All of this change, worry and pressure to take care of yourself in such a controlled way, literally for as long as you live, is enough to cause stress, depression and maybe even panic or anxiety.

There's also been some evidence that depression itself may cause a higher rate of diabetes, although no studies have proven this for sure. One thought is that people who are depressed are more likely to be inactive and to overeat, which can lead to obesity-one of the risk factors for diabetes.

Symptoms of Depression (Similar to Some Diabetes Symptoms)

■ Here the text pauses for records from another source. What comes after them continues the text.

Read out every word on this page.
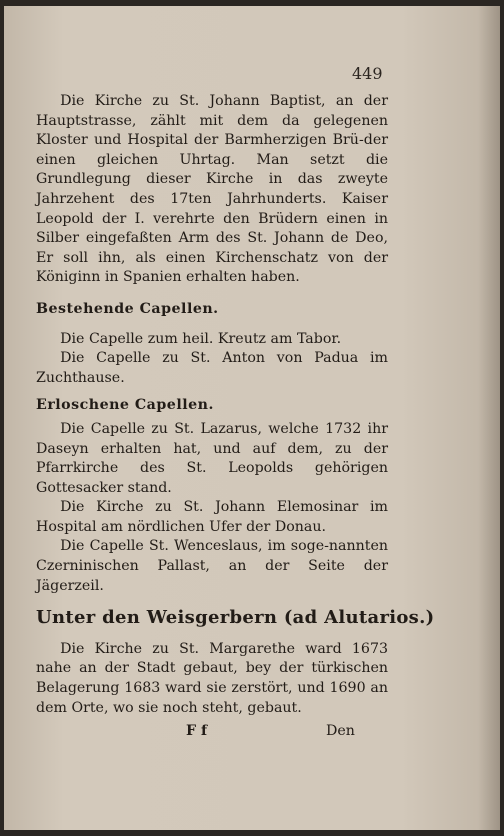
449

Die Kirche zu St. Johann Baptist, an der Hauptstrasse, zählt mit dem da gelegenen Kloster und Hospital der Barmherzigen Brü-der einen gleichen Uhrtag. Man setzt die Grundlegung dieser Kirche in das zweyte Jahrzehent des 17ten Jahrhunderts. Kaiser Leopold der I. verehrte den Brüdern einen in Silber eingefaßten Arm des St. Johann de Deo, Er soll ihn, als einen Kirchenschatz von der Königinn in Spanien erhalten haben.

Bestehende Capellen.

Die Capelle zum heil. Kreutz am Tabor.

Die Capelle zu St. Anton von Padua im Zuchthause.

Erloschene Capellen.

Die Capelle zu St. Lazarus, welche 1732 ihr Daseyn erhalten hat, und auf dem, zu der Pfarrkirche des St. Leopolds gehörigen Gottesacker stand.

Die Kirche zu St. Johann Elemosinar im Hospital am nördlichen Ufer der Donau.

Die Capelle St. Wenceslaus, im soge-nannten Czerninischen Pallast, an der Seite der Jägerzeil.

Unter den Weisgerbern (ad Alutarios.)

Die Kirche zu St. Margarethe ward 1673 nahe an der Stadt gebaut, bey der türkischen Belagerung 1683 ward sie zerstört, und 1690 an dem Orte, wo sie noch steht, gebaut.

F f	Den
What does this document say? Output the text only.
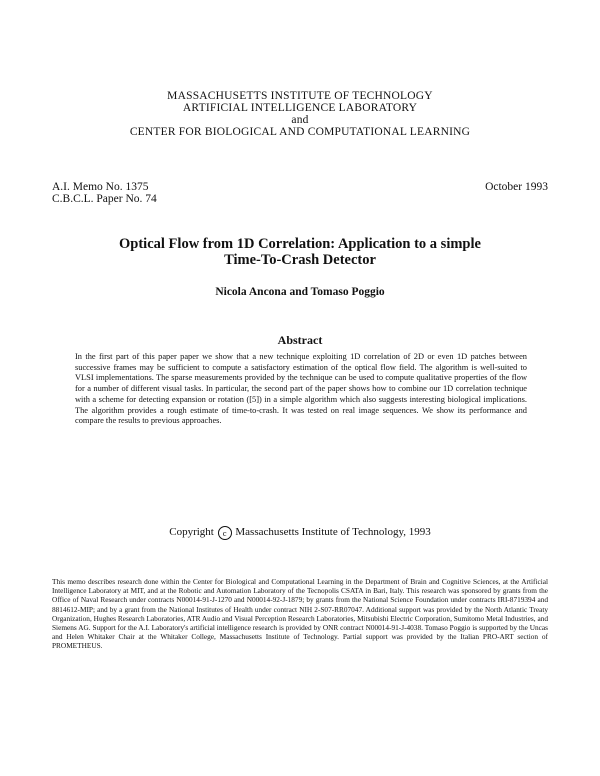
MASSACHUSETTS INSTITUTE OF TECHNOLOGY
ARTIFICIAL INTELLIGENCE LABORATORY
and
CENTER FOR BIOLOGICAL AND COMPUTATIONAL LEARNING
A.I. Memo No. 1375
C.B.C.L. Paper No. 74
October 1993
Optical Flow from 1D Correlation: Application to a simple
Time-To-Crash Detector
Nicola Ancona and Tomaso Poggio
Abstract
In the first part of this paper paper we show that a new technique exploiting 1D correlation of 2D or even 1D patches between successive frames may be sufficient to compute a satisfactory estimation of the optical flow field. The algorithm is well-suited to VLSI implementations. The sparse measurements provided by the technique can be used to compute qualitative properties of the flow for a number of different visual tasks. In particular, the second part of the paper shows how to combine our 1D correlation technique with a scheme for detecting expansion or rotation ([5]) in a simple algorithm which also suggests interesting biological implications. The algorithm provides a rough estimate of time-to-crash. It was tested on real image sequences. We show its performance and compare the results to previous approaches.
Copyright c Massachusetts Institute of Technology, 1993
This memo describes research done within the Center for Biological and Computational Learning in the Department of Brain and Cognitive Sciences, at the Artificial Intelligence Laboratory at MIT, and at the Robotic and Automation Laboratory of the Tecnopolis CSATA in Bari, Italy. This research was sponsored by grants from the Office of Naval Research under contracts N00014-91-J-1270 and N00014-92-J-1879; by grants from the National Science Foundation under contracts IRI-8719394 and 8814612-MIP; and by a grant from the National Institutes of Health under contract NIH 2-S07-RR07047. Additional support was provided by the North Atlantic Treaty Organization, Hughes Research Laboratories, ATR Audio and Visual Perception Research Laboratories, Mitsubishi Electric Corporation, Sumitomo Metal Industries, and Siemens AG. Support for the A.I. Laboratory's artificial intelligence research is provided by ONR contract N00014-91-J-4038. Tomaso Poggio is supported by the Uncas and Helen Whitaker Chair at the Whitaker College, Massachusetts Institute of Technology. Partial support was provided by the Italian PRO-ART section of PROMETHEUS.
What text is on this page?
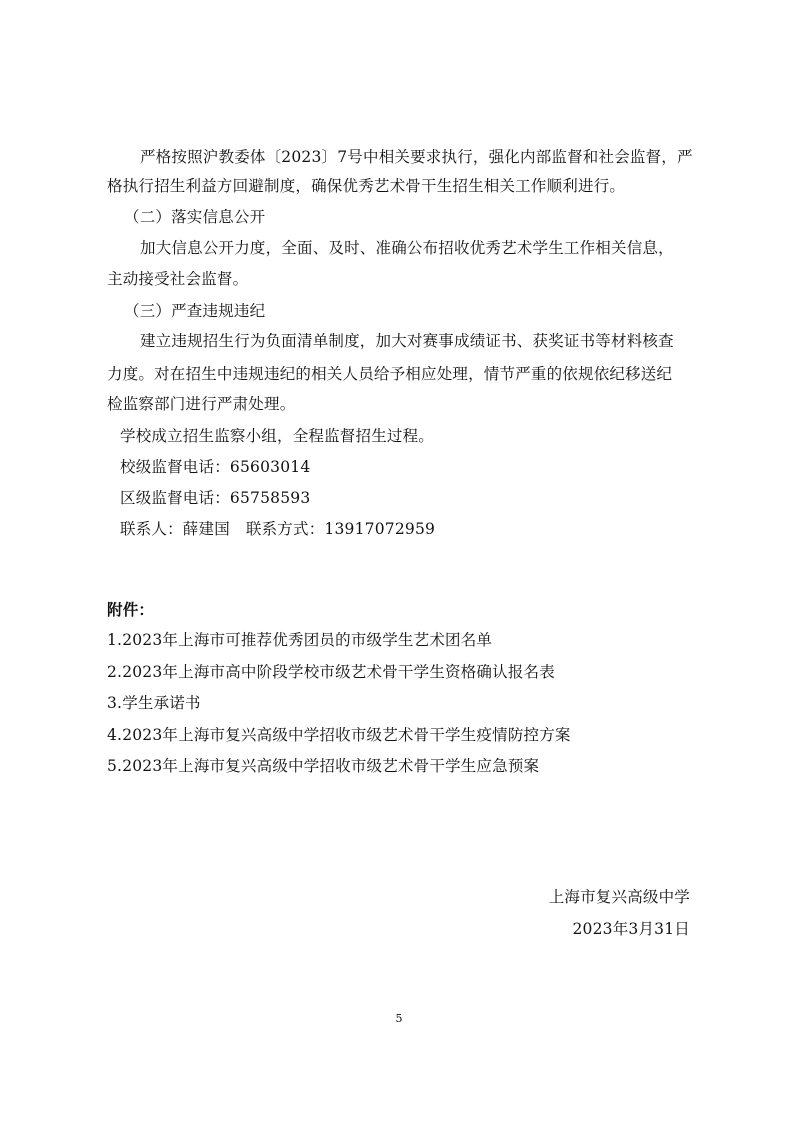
严格按照沪教委体〔2023〕7号中相关要求执行，强化内部监督和社会监督，严
格执行招生利益方回避制度，确保优秀艺术骨干生招生相关工作顺利进行。
（二）落实信息公开
加大信息公开力度，全面、及时、准确公布招收优秀艺术学生工作相关信息，
主动接受社会监督。
（三）严查违规违纪
建立违规招生行为负面清单制度，加大对赛事成绩证书、获奖证书等材料核查
力度。对在招生中违规违纪的相关人员给予相应处理，情节严重的依规依纪移送纪
检监察部门进行严肃处理。
学校成立招生监察小组，全程监督招生过程。
校级监督电话：65603014
区级监督电话：65758593
联系人：薛建国 联系方式：13917072959
附件：
1.2023年上海市可推荐优秀团员的市级学生艺术团名单
2.2023年上海市高中阶段学校市级艺术骨干学生资格确认报名表
3.学生承诺书
4.2023年上海市复兴高级中学招收市级艺术骨干学生疫情防控方案
5.2023年上海市复兴高级中学招收市级艺术骨干学生应急预案
上海市复兴高级中学
2023年3月31日
5
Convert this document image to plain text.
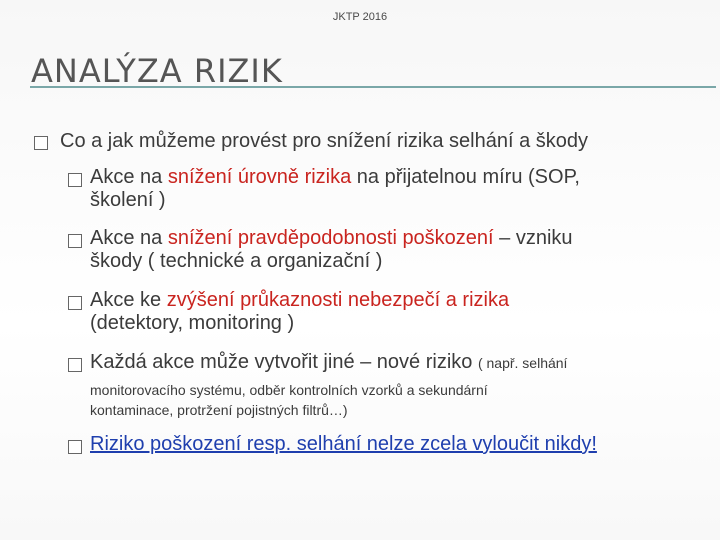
JKTP 2016
ANALÝZA RIZIK
Co a jak můžeme provést pro snížení rizika selhání a škody
Akce na snížení úrovně rizika na přijatelnou míru (SOP,
školení )
Akce na snížení pravděpodobnosti poškození – vzniku
škody ( technické a organizační )
Akce ke zvýšení průkaznosti nebezpečí a rizika
(detektory, monitoring )
Každá akce může vytvořit jiné – nové riziko ( např. selhání
monitorovacího systému, odběr kontrolních vzorků a sekundární
kontaminace, protržení pojistných filtrů…)
Riziko poškození resp. selhání nelze zcela vyloučit nikdy!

People with diabetes may be having symptoms of depression but don't realize it. It's understandable, because depression symptoms sometimes mirror those of diabetes. Depression symptoms include:

  • Sad, down mood for most of the day
  • Decreased interest in activities that used to be pleasurable
  • Difficulty sleeping or need for increased sleep
  • Weight loss or gain
  • Feelings of guilt or worthlessness
  • Low energy level
  • Difficulty concentrating or making decisions
  • Suicidal thoughts

If you feel tired all the time, can't concentrate, are having trouble controlling your weight or are experiencing any of the symptoms above, it might not even occur to you that depression could be the cause.

Don't forget that there are different types of depression. For some people, the depression can be so severe that they have to struggle just to get out of bed and face each day. For others, it can be less severe but still there, affecting general outlook. Some people cover depression well and continue working, taking care of their families and just managing to get through the day.

Why is it Important to Treat Depression?

Having depression is serious for anyone. It affects pretty much every aspect of your life. It drains your energy and makes it hard to work up any interest in basic activities. It can put a big strain on your relationship with your spouse and children. Job performance can suffer. People with diabetes seem to have more trouble controlling their blood sugar. There's been some evidence that glucose levels improve as the depression goes away.

If you think there's any chance that you could be suffering from depression, your doctor can help you find a psychiatrist or other mental health clinician who can sort out whether your symptoms are caused by diabetes alone or whether depression is playing a role. If you find that you do have depression, it's important for your mental health clinician to work with the rest of your health care team to coordinate your treatment plan.

Excellent Treatments are Available

There have been many developments in the treatment of depression in recent years. New antidepressant medications have fewer side effects for many people, although you may have to try several medications before you find the one that's right for you.

Psychotherapy, or "talk" therapy, is effective for many people too, often in combination with medication. Different types of talk therapy can also help people with diabetes who don't have depression. One thing is certain: anyone with depression should seek treatment. Treating depression in people with diabetes has been shown to help with blood sugar control. And if there's a chance that treating depression may help avoid diabetes onset, that's one more reason to consider talking to a mental health professional.